= Montenegrin Sports Academy =

The Montenegrin Sports Academy (MSA) is a sport scientific society founded in 2003 in Podgorica, Montenegro, dedicated to the collection, generation and dissemination of scientific knowledge in the multidisciplinary area of sports sciences. It is led by the founders and co-founders of three scientific journals: Montenegrin Journal of Sports Science and Medicine; Sport Mont; and Journal of Anthropology of Sport and Physical Education. It also organizes an annual scientific conference, which hosted 364 authors and 222 participants from 50 countries in 2019.

==Objective and purpose==
The MSA is the leading association of sport scientists at the Montenegrin level and practices extensive co operations with corresponding non-Montenegrin associations.
The purpose of the Academy is the promotion of science and research, with special attention to sport science across Montenegro and beyond.
Its topics include the motivation, attitudes, values and responses, adaptation, performance and health aspects of people engaged in physical activity and the relation of physical activity and lifestyle to health, prevention and aging. These topics are dealt with on an interdisciplinary basis.

==Function==
The MSA is a non-profit organization. It supports Montenegrin institutions, such as the Ministry of Education and Sports and the Council of Youth and Sports, by offering scientific advice and assistance for coordinated Montenegrin, European and worldwide research projects defined by these bodies.
Additionally it serves as the most important Montenegrin network of sport scientists from all relevant sub disciplines.

==Membership==
The MSA offers individual membership to sport and related scientists. The objective is to create a scientific Montenegrin, European and worldwide network for scientific exchange and interaction.
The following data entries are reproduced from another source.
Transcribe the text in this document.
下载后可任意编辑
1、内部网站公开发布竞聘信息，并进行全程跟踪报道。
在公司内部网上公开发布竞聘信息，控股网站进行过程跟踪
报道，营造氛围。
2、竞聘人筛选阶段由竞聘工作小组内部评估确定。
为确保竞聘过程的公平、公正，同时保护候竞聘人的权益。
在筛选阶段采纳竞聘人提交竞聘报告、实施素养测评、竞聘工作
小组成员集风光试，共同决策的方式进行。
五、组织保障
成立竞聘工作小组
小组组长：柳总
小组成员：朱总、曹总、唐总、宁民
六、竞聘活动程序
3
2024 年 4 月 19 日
This is strengthened by the annual Congresses and other membership benefits such as the Montenegrin Journal of Sports Science and Medicine (MJSS), Email Newsletters, etc.
The qualification for the MSA membership students is a university level degree (master's or doctor's degree, university examination) in the field of sport science, or an equivalent university degree in other related areas.
Members comprise scientists from all areas of sport science such as Physiology, Sports Medicine, Psychology, Molecular Biology, Sociology, Biochemistry, Motor Control, Biomechanics, Training Science and many more.

==Congresses==
Annual Congresses have been organized since the inauguration of the MSA in 2003. The MSA Congresses are attended by sport scientists worldwide with an academic career. On average over 70% of the participants have at least a PhD or an equivalent in the field of sport science or a related discipline.
Future MSA Congresses include 2014 Podgorica, comprises a range and selection of invited lecturers, as well as serious of various debates through oral and poster presentation.